FIGS. 5, 8 and 9 also show the construction of the inlet 101 for carbonated
dioxide gas. Gas flowing into the inlet 101, i.e., into its bore 129 which
is closed off on the opposite side by a disk 130, seen in FIG. 5, then
flows through a hole 131 in the outlet fitting 102 and into the tubular
member 103 described above. Incoming gas flows through the passage 132 in
tubular member 103 seen in FIG. 10. At the base of member 103 the
slow-feed or two-speed feed valve assembly 133 is installed. Gas flows out
of the bottom of this assembly through openings 134 and 135 into the space
between base 105 and lid 106. It then flows through the diffusers 107 and
108 held in place by gasketed screws 109 with gaskets 112 interposed
between the cover 106 and the diffusers 107 and 108 seen in FIG. 2. In the
cross section of FIG. 12, the inlet 136 in the resin bed can be seen along
with a further view of the diffuser assembly. Another view showing the
diffuser assembly and the resin bed container 114 is illustrated in FIG.
11. Referring to FIG. 13, the resin bed assembly 114 can be seen in more
detail.

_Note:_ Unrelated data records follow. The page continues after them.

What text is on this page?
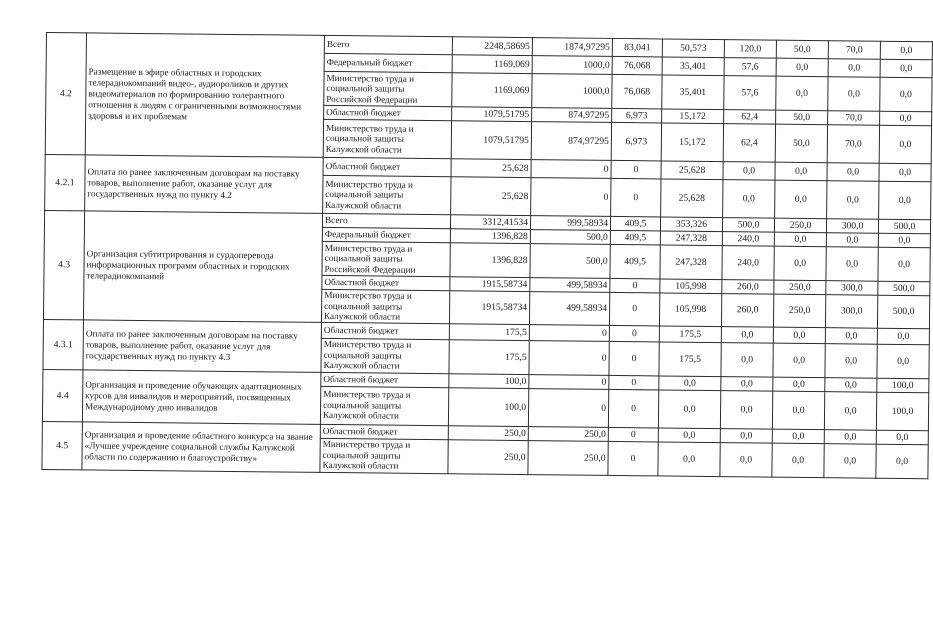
4.2	Размещение в эфире областных и городских телерадиокомпаний видео-, аудиороликов и других видеоматериалов по формированию толерантного отношения к людям с ограниченными возможностями здоровья и их проблемам	Всего	2248,58695	1874,97295	83,041	50,573	120,0	50,0	70,0	0,0
		Федеральный бюджет	1169,069	1000,0	76,068	35,401	57,6	0,0	0,0	0,0
		Министерство труда и социальной защиты Российской Федерации	1169,069	1000,0	76,068	35,401	57,6	0,0	0,0	0,0
		Областной бюджет	1079,51795	874,97295	6,973	15,172	62,4	50,0	70,0	0,0
		Министерство труда и социальной защиты Калужской области	1079,51795	874,97295	6,973	15,172	62,4	50,0	70,0	0,0
4.2.1	Оплата по ранее заключенным договорам на поставку товаров, выполнение работ, оказание услуг для государственных нужд по пункту 4.2	Областной бюджет	25,628	0	0	25,628	0,0	0,0	0,0	0,0
		Министерство труда и социальной защиты Калужской области	25,628	0	0	25,628	0,0	0,0	0,0	0,0
4.3	Организация субтитрирования и сурдоперевода информационных программ областных и городских телерадиокомпаний	Всего	3312,41534	999,58934	409,5	353,326	500,0	250,0	300,0	500,0
		Федеральный бюджет	1396,828	500,0	409,5	247,328	240,0	0,0	0,0	0,0
		Министерство труда и социальной защиты Российской Федерации	1396,828	500,0	409,5	247,328	240,0	0,0	0,0	0,0
		Областной бюджет	1915,58734	499,58934	0	105,998	260,0	250,0	300,0	500,0
		Министерство труда и социальной защиты Калужской области	1915,58734	499,58934	0	105,998	260,0	250,0	300,0	500,0
4.3.1	Оплата по ранее заключенным договорам на поставку товаров, выполнение работ, оказание услуг для государственных нужд по пункту 4.3	Областной бюджет	175,5	0	0	175,5	0,0	0,0	0,0	0,0
		Министерство труда и социальной защиты Калужской области	175,5	0	0	175,5	0,0	0,0	0,0	0,0
4.4	Организация и проведение обучающих адаптационных курсов для инвалидов и мероприятий, посвященных Международному дню инвалидов	Областной бюджет	100,0	0	0	0,0	0,0	0,0	0,0	100,0
		Министерство труда и социальной защиты Калужской области	100,0	0	0	0,0	0,0	0,0	0,0	100,0
4.5	Организация и проведение областного конкурса на звание «Лучшее учреждение социальной службы Калужской области по содержанию и благоустройству»	Областной бюджет	250,0	250,0	0	0,0	0,0	0,0	0,0	0,0
		Министерство труда и социальной защиты Калужской области	250,0	250,0	0	0,0	0,0	0,0	0,0	0,0
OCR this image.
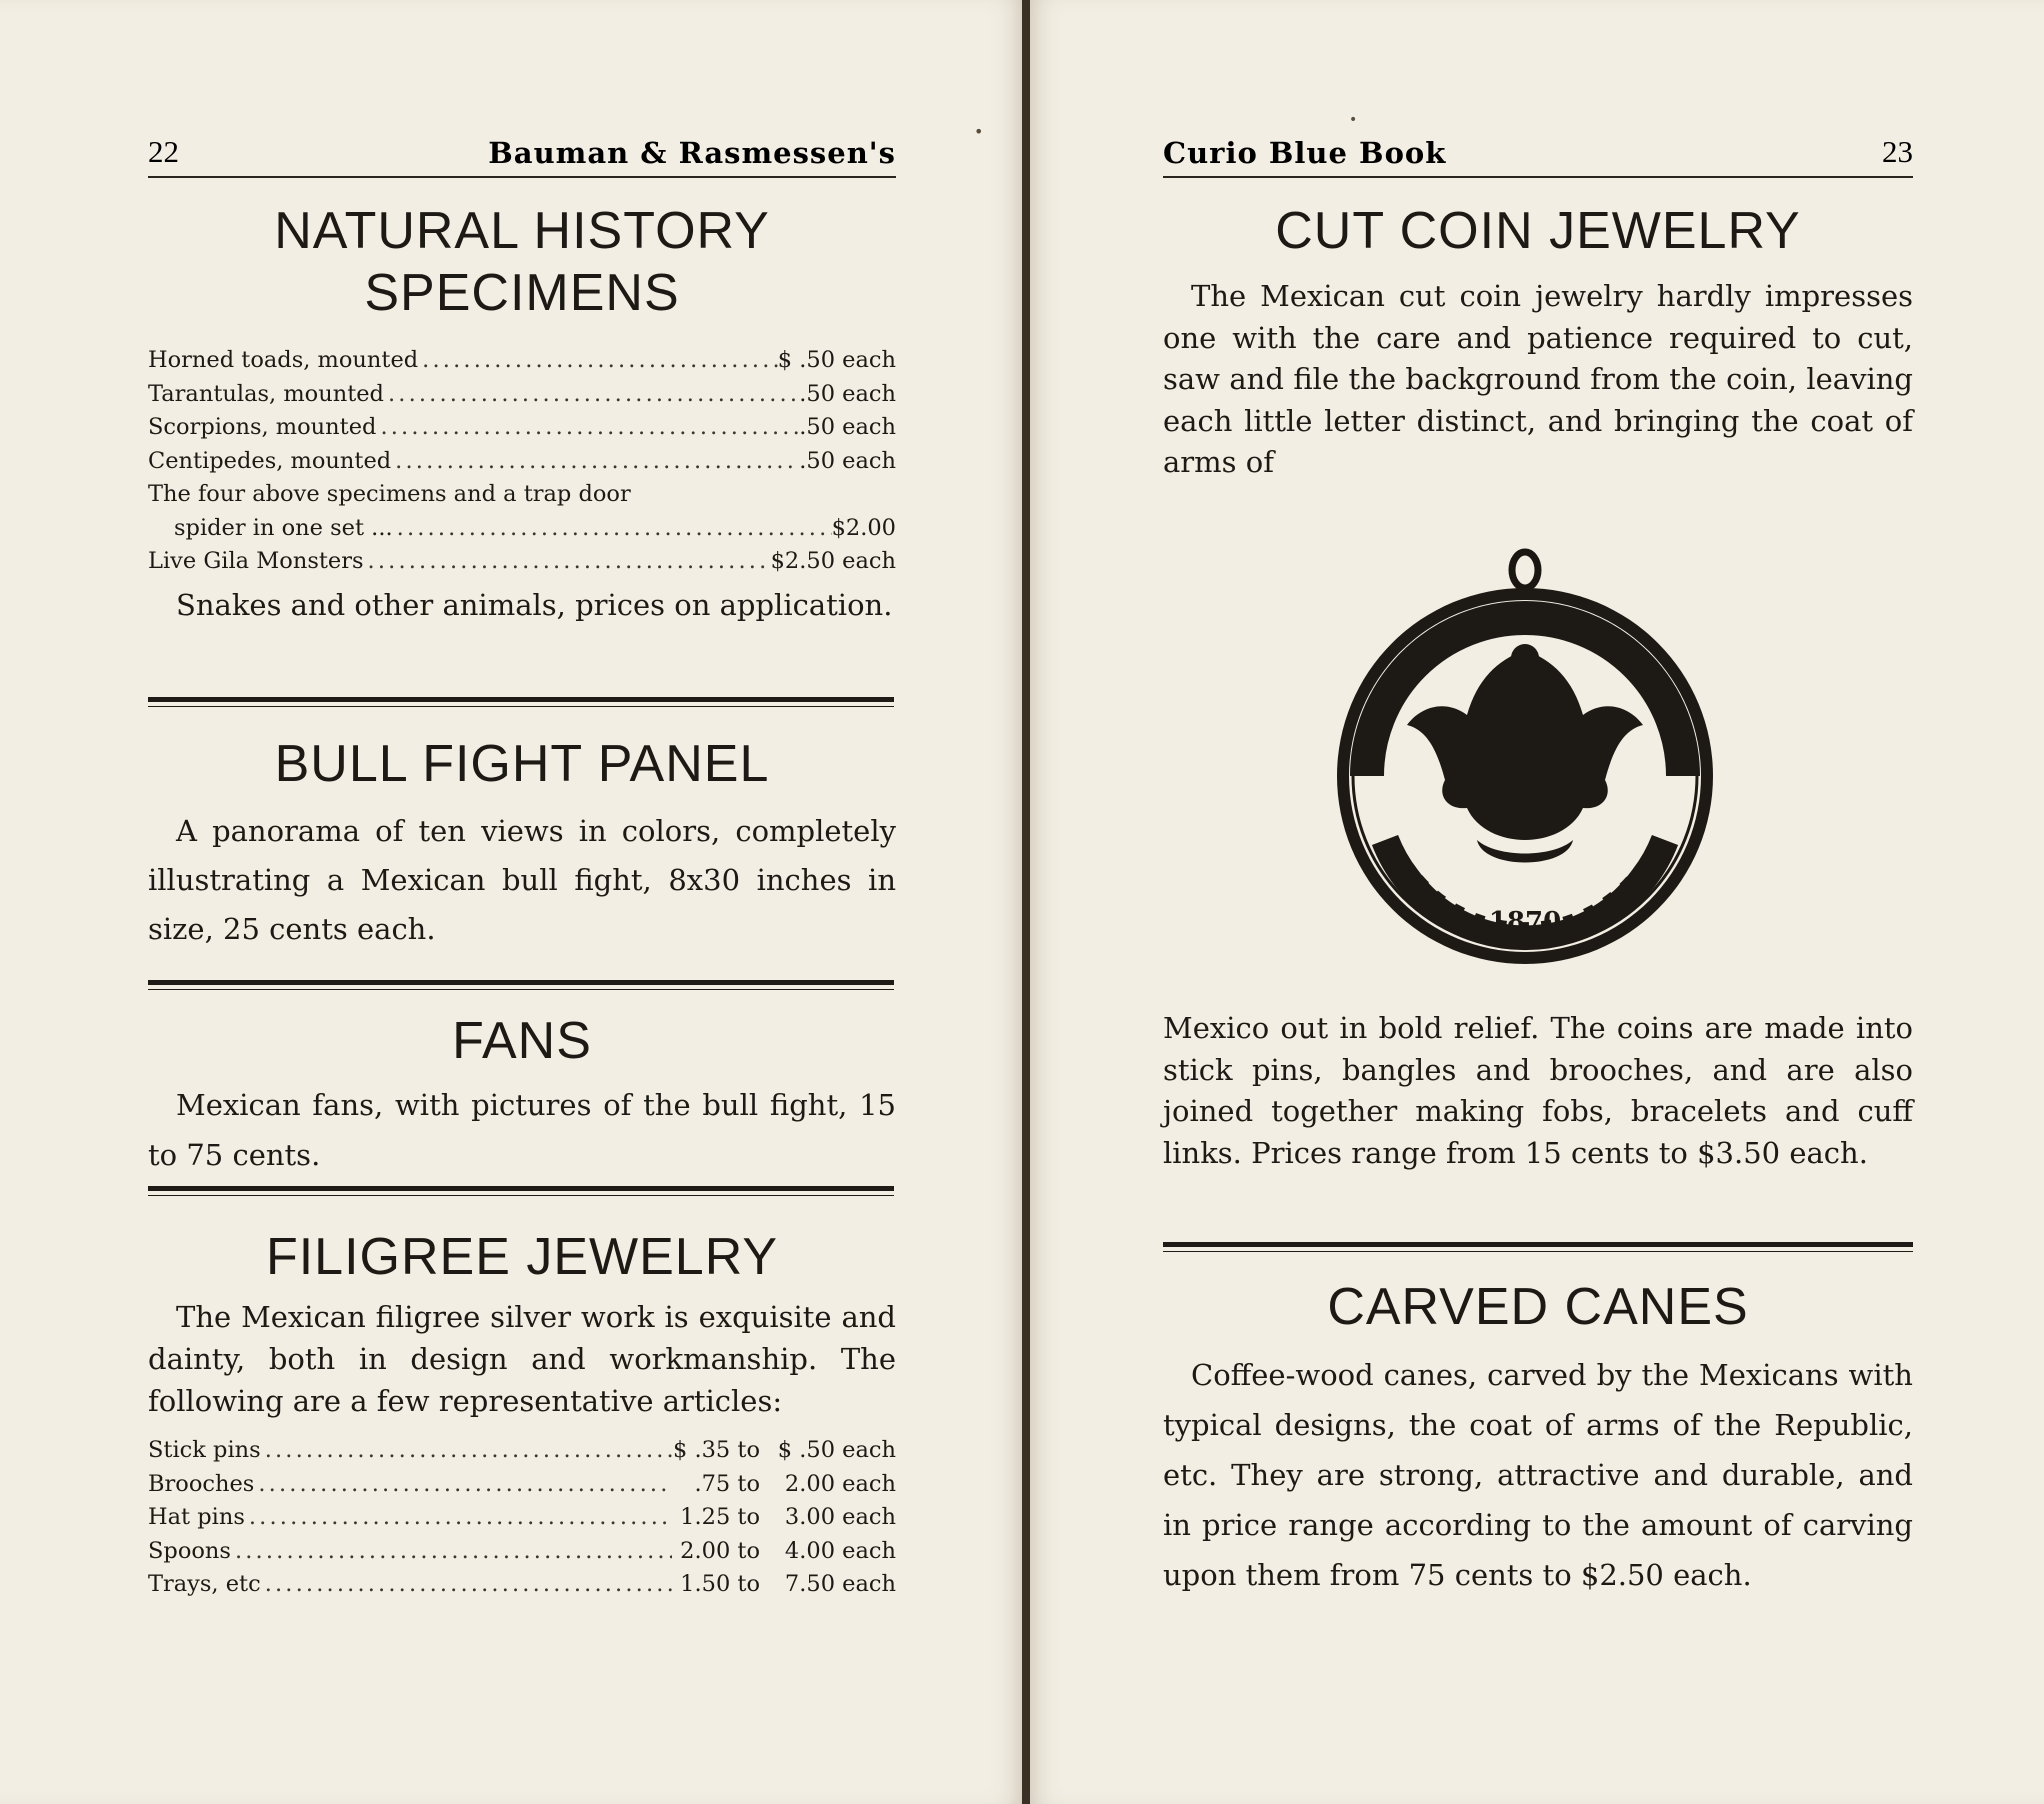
22	Bauman & Rasmessen's
NATURAL HISTORY
SPECIMENS
Horned toads, mounted . . .	$ .50 each
Tarantulas, mounted . . .	.50 each
Scorpions, mounted . . .	.50 each
Centipedes, mounted . . .	.50 each
The four above specimens and a trap door
spider in one set ... . . .	$2.00
Live Gila Monsters . . .	$2.50 each

Snakes and other animals, prices on application.

BULL FIGHT PANEL

A panorama of ten views in colors, completely illustrating a Mexican bull fight, 8x30 inches in size, 25 cents each.

FANS

Mexican fans, with pictures of the bull fight, 15 to 75 cents.

FILIGREE JEWELRY

The Mexican filigree silver work is exquisite and dainty, both in design and workmanship. The following are a few representative articles:

Stick pins . . .	$ .35 to $ .50 each
Brooches . . .	.75 to	2.00 each
Hat pins . . .	1.25 to	3.00 each
Spoons . . .	2.00 to	4.00 each
Trays, etc . . .	1.50 to	7.50 each
Curio Blue Book	23
CUT COIN JEWELRY

The Mexican cut coin jewelry hardly impresses one with the care and patience required to cut, saw and file the background from the coin, leaving each little letter distinct, and bringing the coat of arms of

Mexico out in bold relief. The coins are made into stick pins, bangles and brooches, and are also joined together making fobs, bracelets and cuff links. Prices range from 15 cents to $3.50 each.

CARVED CANES

Coffee-wood canes, carved by the Mexicans with typical designs, the coat of arms of the Republic, etc. They are strong, attractive and durable, and in price range according to the amount of carving upon them from 75 cents to $2.50 each.

1870
•
•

Inserted sealingly within the resin bed assembly is a cartridge
137 containing beads of resin for filtering and deionizing the water.
Water flows through the resin bed 137 to the top thereof and then to an
outlet passage 138. This passage extends radially to an axial passage 139
formed in a base portion 140 of the short tubular member 116 which
contains the anti-surge valve sealingly inserted therein. Member 116 in
turn is attached to part 119 of the expansion chamber in the manner
described above.
When the anti-surge valve is inserted into the chamber 142, its valve
outlet 141 (shown in FIG. 2) is aligned with the inlet of opening 122.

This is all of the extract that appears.